The reality is that many businesses don’t have a good grasp on where they are making their profits. You wouldn’t think this would be the case, but 60 to 70 percent of CEOs are wrong most of the time when it comes to knowing the source of their greatest profits.

Why and how does this happen? Here are the top four reasons:

  1. Firefighting takes top priority. Being too deep in the forest makes it tough for managers to see the trees.
  2. People do what they like. Human nature means that business owners and managers tend to favor the area of the business they like and know the best.
  3. They’re making money. Many companies that don’t know where they’re making money are still profitable businesses. If businesses are making enough money to support their lifestyles and paying employees, being the most profitable business isn’t necessarily a top priority.
  4. Some of the value is hidden.

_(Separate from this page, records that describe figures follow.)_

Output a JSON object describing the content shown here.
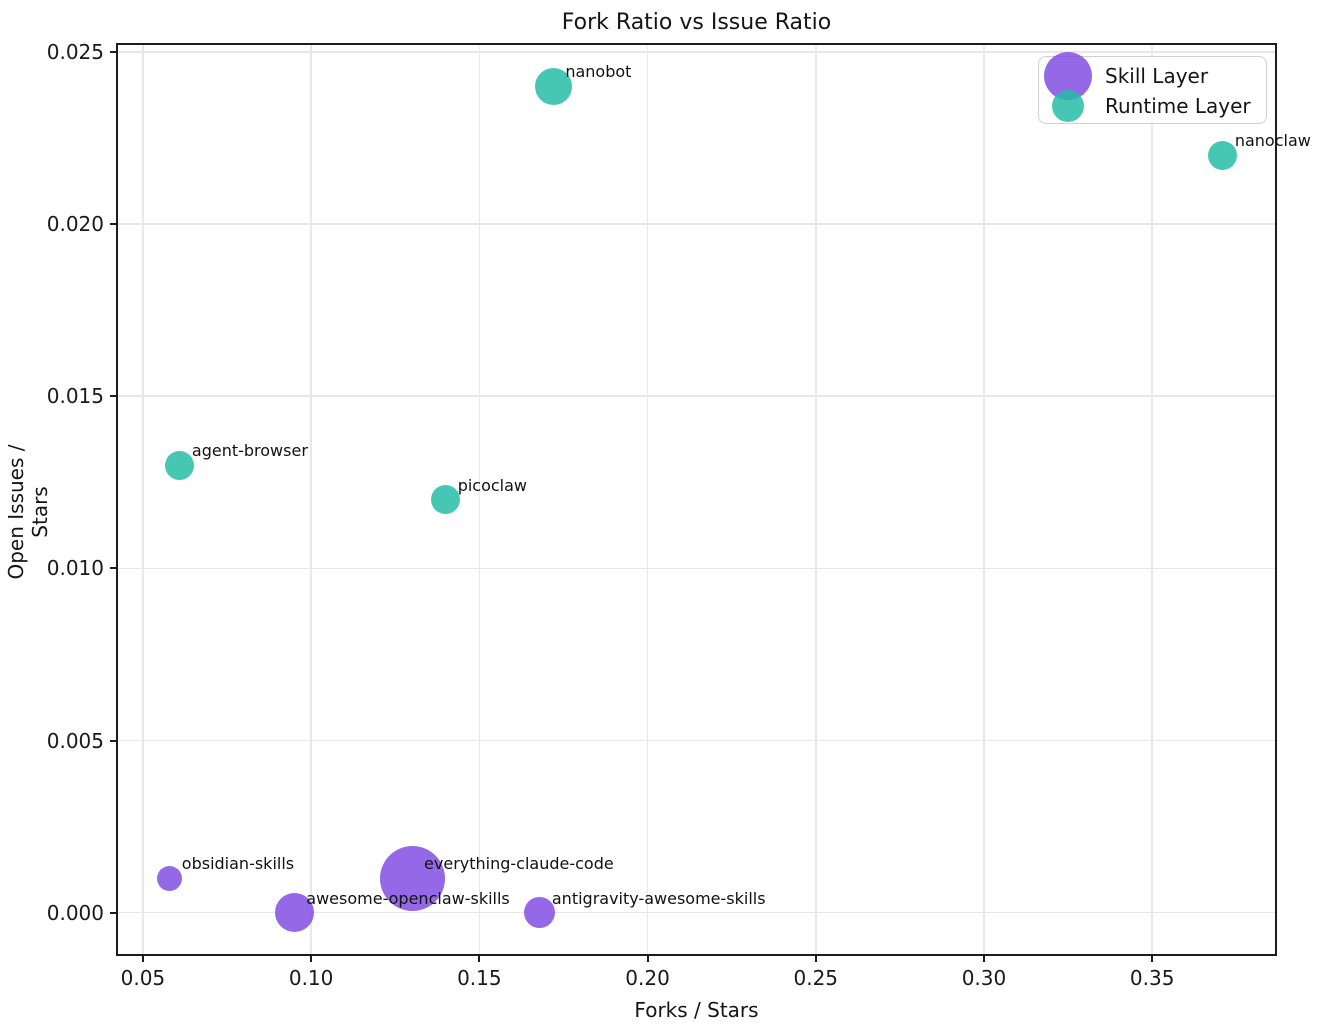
{
  "chart_data": {
    "type": "scatter",
    "title": "Fork Ratio vs Issue Ratio",
    "xlabel": "Forks / Stars",
    "ylabel": "Open Issues / Stars",
    "xlim": [
      0.0426,
      0.3865
    ],
    "ylim": [
      -0.0012,
      0.0252
    ],
    "x_tick_values": [
      0.05,
      0.1,
      0.15,
      0.2,
      0.25,
      0.3,
      0.35
    ],
    "x_tick_labels": [
      "0.05",
      "0.10",
      "0.15",
      "0.20",
      "0.25",
      "0.30",
      "0.35"
    ],
    "y_tick_values": [
      0.0,
      0.005,
      0.01,
      0.015,
      0.02,
      0.025
    ],
    "y_tick_labels": [
      "0.000",
      "0.005",
      "0.010",
      "0.015",
      "0.020",
      "0.025"
    ],
    "grid": true,
    "marker_alpha": 0.85,
    "legend_position": "upper right",
    "series": [
      {
        "name": "Skill Layer",
        "color": "#824de4",
        "legend_marker_size": 48,
        "points": [
          {
            "label": "obsidian-skills",
            "x": 0.058,
            "y": 0.001,
            "size": 25
          },
          {
            "label": "awesome-openclaw-skills",
            "x": 0.095,
            "y": 0.0,
            "size": 39
          },
          {
            "label": "everything-claude-code",
            "x": 0.13,
            "y": 0.001,
            "size": 65
          },
          {
            "label": "antigravity-awesome-skills",
            "x": 0.168,
            "y": 0.0,
            "size": 31
          }
        ]
      },
      {
        "name": "Runtime Layer",
        "color": "#24bda6",
        "legend_marker_size": 32,
        "points": [
          {
            "label": "agent-browser",
            "x": 0.061,
            "y": 0.013,
            "size": 29
          },
          {
            "label": "picoclaw",
            "x": 0.14,
            "y": 0.012,
            "size": 29
          },
          {
            "label": "nanobot",
            "x": 0.172,
            "y": 0.024,
            "size": 37
          },
          {
            "label": "nanoclaw",
            "x": 0.371,
            "y": 0.022,
            "size": 29
          }
        ]
      }
    ]
  }
}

Inventory and materials need to be tracked and costs need to be correctly allocated to product lines. When you visit the warehouse, you shouldn’t just see goods and materials, you should see cash.

Knowing how your business functions and where profits are earned is critical. Here are some things you can do to better understand your business:

  1. Don’t be afraid to ask questions, especially when there is the potential to improve profitability and the business.
  2. Get outside your comfort zone and be willing to explore alternatives, it could pay big dividends.
  3. Challenge yourself to go beyond traditional ways of solving problems

Many times, making improvements is a matter of changing your mindset. Rather than be satisfied with status quo, be proactive about improving profitability. Here are some ideas:

  1. Benchmark against competitors and perform a serious, metric-based analysis. You may have an idea on how you are creating profit, but do you know what the competition is doing? What is the competition doing differently and what can you change?
  2. Get the numbers. Get the facts and the numbers. Track everything and do it consistently. Measure, and measure again.
  3. Talk to employees. Most people don’t really tell you where you are making money. You’ll find that digging in with deeper analysis can really pay off.

The bottom line is understanding where true profits are made and is the key. Improving productivity, performance, and effectiveness should be an ongoing process that is consistently applied. You’ll find that focusing on the key things that drive your profits will result in creating a competitive advantage that is real and sustainable.